Matt Flynn looked comfortable and poised, which I thought was important. He didn't look skittish, he didn't look rattled or nervous. For a guy with a large amount of expectations on his shoulders, he handled the pressure well. He said after the game that the Titans were playing a lot of deep cover-2 and taking away anything downfield, so he worked with what the defense gave him, hitting his tight ends and running backs as outlets and checking down to open receivers in the middle. This meant he ended up with a mediocre 5.4 yards per attempt, but overall he was efficient, going 11 for 13, and I thought he moved well in the pocket and stayed balanced at all times.
There was one play in particular that impressed me (which I will break down in detail later today), in which Flynn took a bootleg to his left and threw downfield to his deep-dragging tight end in Zach Miller. Miller made the catch and got hit (and concussed) but rolling left and making that pass takes a lot of skill and accuracy. He also put a nice zip on the ball so I thought that was impressive as well.

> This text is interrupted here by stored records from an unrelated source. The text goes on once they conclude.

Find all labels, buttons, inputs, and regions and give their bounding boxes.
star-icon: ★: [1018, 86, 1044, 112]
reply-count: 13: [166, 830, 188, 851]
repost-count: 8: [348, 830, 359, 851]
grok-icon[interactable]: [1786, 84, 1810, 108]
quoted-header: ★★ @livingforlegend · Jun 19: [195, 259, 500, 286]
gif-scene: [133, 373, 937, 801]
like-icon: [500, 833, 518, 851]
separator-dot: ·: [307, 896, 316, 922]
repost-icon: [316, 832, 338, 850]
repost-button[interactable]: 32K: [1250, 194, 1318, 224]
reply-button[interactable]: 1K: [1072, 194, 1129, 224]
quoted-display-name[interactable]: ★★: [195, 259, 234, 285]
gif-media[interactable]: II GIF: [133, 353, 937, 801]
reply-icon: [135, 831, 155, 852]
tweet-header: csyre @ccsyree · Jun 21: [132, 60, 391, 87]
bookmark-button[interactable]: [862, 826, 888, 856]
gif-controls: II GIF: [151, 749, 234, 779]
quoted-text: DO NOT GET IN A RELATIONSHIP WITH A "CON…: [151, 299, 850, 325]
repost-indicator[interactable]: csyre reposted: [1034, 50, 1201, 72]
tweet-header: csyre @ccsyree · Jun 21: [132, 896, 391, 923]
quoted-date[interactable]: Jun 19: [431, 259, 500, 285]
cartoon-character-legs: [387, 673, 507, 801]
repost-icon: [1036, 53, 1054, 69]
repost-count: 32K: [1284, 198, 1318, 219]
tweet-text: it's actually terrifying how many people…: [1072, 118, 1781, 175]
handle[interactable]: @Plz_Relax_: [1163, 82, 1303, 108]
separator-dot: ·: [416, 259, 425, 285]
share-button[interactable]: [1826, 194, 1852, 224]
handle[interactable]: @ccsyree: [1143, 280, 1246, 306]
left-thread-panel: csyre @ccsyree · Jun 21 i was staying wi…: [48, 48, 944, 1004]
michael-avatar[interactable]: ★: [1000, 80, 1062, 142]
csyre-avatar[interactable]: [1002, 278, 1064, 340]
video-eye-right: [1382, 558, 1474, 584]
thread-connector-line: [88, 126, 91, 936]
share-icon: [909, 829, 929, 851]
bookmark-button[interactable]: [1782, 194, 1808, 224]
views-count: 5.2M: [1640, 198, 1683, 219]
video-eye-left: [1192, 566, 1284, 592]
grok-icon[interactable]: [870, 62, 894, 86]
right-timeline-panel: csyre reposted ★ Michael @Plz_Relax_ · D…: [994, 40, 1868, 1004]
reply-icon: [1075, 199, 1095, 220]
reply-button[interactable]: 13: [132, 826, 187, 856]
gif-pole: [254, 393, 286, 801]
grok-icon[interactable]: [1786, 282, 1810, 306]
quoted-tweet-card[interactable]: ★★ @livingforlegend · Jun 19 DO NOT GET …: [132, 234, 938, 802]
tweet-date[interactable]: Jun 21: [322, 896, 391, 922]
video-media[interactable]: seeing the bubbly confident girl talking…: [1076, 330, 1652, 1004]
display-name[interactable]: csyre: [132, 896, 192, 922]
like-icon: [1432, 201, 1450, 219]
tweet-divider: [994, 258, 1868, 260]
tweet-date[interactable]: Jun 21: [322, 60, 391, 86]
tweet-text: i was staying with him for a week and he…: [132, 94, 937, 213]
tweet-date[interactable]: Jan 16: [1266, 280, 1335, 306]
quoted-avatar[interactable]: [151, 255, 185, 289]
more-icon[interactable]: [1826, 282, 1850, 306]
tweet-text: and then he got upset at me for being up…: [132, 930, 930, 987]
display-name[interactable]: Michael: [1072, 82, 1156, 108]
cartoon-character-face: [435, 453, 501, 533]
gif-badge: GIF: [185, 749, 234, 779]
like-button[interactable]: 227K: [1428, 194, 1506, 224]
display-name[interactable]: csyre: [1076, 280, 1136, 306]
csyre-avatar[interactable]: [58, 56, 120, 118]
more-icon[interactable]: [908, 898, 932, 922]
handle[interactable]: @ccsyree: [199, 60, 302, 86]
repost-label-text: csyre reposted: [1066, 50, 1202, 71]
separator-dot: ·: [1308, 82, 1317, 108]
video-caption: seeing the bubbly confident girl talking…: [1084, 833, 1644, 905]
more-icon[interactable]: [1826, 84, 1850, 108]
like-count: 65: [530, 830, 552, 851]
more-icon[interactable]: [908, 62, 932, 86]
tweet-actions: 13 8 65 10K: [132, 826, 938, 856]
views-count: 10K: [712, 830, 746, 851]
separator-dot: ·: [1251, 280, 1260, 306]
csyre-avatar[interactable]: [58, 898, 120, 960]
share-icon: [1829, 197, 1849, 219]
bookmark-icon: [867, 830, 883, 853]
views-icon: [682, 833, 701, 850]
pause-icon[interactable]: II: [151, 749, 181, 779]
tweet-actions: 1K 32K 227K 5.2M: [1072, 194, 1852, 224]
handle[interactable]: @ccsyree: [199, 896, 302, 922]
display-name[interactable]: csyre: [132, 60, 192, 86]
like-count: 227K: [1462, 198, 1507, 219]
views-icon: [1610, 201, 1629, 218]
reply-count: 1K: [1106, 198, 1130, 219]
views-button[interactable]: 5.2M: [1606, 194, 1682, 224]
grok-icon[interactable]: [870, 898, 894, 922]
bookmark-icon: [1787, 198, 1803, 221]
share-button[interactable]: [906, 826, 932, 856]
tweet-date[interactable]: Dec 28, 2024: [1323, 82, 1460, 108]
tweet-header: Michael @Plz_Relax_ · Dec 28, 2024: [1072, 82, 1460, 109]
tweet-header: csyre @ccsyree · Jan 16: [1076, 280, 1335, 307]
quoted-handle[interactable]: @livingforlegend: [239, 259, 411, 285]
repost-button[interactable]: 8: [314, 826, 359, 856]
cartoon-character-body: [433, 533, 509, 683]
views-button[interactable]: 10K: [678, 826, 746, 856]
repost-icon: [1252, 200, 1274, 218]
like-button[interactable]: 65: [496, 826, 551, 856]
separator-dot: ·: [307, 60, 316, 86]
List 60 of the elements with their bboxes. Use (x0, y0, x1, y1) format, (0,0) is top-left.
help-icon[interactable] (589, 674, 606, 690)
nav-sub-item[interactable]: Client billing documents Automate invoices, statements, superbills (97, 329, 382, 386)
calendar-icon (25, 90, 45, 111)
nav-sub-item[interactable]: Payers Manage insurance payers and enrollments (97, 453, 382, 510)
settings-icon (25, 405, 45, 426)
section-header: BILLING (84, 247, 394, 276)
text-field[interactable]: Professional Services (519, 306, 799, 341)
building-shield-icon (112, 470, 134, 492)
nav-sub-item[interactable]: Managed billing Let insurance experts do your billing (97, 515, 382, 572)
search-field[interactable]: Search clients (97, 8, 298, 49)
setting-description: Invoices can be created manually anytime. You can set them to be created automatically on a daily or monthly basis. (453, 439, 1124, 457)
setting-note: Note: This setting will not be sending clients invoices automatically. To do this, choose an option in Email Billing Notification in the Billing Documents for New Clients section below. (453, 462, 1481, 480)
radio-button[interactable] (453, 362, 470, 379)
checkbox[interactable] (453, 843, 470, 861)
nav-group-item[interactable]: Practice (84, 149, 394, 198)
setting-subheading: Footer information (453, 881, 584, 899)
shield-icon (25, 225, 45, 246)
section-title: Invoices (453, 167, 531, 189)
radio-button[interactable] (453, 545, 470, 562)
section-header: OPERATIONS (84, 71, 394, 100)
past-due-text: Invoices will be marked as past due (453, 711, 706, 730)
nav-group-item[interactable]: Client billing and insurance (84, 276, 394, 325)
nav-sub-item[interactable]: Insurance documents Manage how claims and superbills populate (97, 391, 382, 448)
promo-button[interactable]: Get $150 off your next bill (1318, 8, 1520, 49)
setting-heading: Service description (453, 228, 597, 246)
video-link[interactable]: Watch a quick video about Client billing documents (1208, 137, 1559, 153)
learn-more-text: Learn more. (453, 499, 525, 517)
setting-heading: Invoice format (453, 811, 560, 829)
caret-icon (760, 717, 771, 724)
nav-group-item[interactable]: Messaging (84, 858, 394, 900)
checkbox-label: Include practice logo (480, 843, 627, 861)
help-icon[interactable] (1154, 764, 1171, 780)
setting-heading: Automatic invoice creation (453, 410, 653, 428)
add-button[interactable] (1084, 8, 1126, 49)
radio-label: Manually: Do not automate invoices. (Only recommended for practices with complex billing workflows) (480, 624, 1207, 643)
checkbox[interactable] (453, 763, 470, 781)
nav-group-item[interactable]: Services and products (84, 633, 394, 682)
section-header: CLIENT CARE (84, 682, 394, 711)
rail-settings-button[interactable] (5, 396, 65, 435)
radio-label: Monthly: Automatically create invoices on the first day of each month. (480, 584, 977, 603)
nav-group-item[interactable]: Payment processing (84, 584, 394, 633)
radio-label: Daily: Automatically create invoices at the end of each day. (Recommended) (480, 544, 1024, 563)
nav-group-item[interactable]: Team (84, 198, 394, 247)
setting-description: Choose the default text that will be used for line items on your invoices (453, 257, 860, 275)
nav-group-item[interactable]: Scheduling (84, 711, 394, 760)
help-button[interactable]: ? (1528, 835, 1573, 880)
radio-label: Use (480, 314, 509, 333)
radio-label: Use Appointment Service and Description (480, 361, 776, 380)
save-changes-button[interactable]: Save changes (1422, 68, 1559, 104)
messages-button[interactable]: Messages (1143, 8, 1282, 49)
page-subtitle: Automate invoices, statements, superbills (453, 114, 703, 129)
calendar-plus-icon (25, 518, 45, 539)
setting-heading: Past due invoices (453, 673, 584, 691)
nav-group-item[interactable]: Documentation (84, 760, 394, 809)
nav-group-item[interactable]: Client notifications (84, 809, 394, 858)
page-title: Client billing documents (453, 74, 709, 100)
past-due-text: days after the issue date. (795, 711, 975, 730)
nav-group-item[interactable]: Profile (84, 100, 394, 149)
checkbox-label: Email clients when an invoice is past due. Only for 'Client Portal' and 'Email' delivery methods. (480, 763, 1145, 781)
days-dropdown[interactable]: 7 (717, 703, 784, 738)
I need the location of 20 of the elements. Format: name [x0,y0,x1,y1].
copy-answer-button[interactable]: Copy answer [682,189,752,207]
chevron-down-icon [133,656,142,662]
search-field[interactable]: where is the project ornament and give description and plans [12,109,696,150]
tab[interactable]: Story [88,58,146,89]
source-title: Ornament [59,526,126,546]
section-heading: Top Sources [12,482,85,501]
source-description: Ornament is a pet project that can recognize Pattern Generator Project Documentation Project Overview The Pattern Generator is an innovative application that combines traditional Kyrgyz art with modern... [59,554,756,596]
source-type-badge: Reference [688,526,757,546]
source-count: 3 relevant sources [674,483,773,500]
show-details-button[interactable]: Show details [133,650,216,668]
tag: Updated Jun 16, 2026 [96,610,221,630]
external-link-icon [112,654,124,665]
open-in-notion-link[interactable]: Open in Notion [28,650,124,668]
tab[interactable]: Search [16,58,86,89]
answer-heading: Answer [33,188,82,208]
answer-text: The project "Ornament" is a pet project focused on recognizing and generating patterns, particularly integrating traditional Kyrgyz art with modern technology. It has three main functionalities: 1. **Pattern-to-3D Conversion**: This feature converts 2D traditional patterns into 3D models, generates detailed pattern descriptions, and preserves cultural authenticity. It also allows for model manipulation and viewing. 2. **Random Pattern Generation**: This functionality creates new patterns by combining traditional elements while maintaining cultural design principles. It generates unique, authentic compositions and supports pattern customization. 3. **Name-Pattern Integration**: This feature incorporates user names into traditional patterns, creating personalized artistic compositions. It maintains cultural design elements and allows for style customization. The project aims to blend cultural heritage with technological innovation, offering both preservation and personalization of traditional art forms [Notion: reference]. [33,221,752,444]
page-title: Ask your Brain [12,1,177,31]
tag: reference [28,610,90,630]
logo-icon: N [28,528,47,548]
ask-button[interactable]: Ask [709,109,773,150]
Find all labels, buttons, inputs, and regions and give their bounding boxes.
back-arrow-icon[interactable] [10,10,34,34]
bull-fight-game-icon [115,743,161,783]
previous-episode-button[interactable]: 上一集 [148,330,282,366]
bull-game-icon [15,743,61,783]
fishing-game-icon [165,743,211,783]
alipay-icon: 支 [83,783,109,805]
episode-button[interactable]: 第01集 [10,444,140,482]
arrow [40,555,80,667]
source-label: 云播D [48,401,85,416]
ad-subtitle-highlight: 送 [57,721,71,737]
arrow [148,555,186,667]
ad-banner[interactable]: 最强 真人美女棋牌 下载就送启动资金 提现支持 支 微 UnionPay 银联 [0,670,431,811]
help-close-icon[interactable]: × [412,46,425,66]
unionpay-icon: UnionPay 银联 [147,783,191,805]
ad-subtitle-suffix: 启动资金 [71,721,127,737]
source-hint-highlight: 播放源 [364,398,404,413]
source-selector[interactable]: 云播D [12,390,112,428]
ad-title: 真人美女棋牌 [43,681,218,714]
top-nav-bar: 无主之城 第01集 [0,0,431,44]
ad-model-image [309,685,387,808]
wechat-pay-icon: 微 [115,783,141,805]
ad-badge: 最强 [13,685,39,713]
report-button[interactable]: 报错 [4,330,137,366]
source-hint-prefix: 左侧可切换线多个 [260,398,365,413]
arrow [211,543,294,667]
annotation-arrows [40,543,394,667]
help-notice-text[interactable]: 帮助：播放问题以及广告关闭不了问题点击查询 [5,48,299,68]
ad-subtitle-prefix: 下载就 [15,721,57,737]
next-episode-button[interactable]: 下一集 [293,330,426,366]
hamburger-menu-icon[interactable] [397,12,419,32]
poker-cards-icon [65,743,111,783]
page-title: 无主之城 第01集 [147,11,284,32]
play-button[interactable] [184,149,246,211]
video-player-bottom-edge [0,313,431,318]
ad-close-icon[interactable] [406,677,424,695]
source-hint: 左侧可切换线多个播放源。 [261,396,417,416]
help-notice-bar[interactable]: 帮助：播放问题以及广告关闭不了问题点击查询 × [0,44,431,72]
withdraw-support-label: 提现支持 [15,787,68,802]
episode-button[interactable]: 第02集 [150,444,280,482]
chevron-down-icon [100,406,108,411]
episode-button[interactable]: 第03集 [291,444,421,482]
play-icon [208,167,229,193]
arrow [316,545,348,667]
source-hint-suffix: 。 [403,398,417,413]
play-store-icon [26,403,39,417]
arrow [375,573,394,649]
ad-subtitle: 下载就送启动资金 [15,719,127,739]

In terms of playcalling and formations - I remember thinking while watching the second half yesterday that Russell Wilson sure saw a lot of I-Formation, "21" personnel groupings with two running backs and a tight end. I thought initially that perhaps this was to make Russ more comfortable because that's what they did at Wisconsin a lot of the time with Montee Ball and Bradie Ewing. But, in charting the first drive for Matt Flynn, he too saw that look, and a lot.
His first 11 plays went like this - (I stopped charting after I realized my theory on 'differing offenses between the two' wasn't holding too much water, at least personnel-wise).
1 - 21 balanced.
2 - 12 I-formation, Miller left.
3 - 12 I-formation, Miller left, both receivers set right.
4 - 22 I-formation, Miller, Mccoy on the left, Golden Tate lone receiver on the left.
5 - 21 balanced.
6 - 12 I-formation, Miller right.
7 - 11 empty backfield, shotgun, Turbin slot right, Miller left.
8 - 12 I-formation.
9 - 11, Miller right, shotgun.
10 - 11, Mccoy to the left.
11 - 21, heavy left.
As you can see, five of the eleven plays were in 12 personnel in the I-formation - i.e., a fullback/running back stacked behind the quarterback, who is under center. I guess I would expect this is going to be a heavy-use look this season for whoever is out there at QB. Regardless, I'm hoping to go through and chart personnel later this week and I'll report back on the later drives as well for Flynn, and the differences between that of Wilson.
None of the receivers in the first half really stood out to me - Golden Tate had was quietly effective, with two grabs in the first half. No other receiver had more than one (until Braylon caught his two in the 2nd Half).
I've got several plays picked out to breakdown, so I'm going to start in on those now. Thoughts?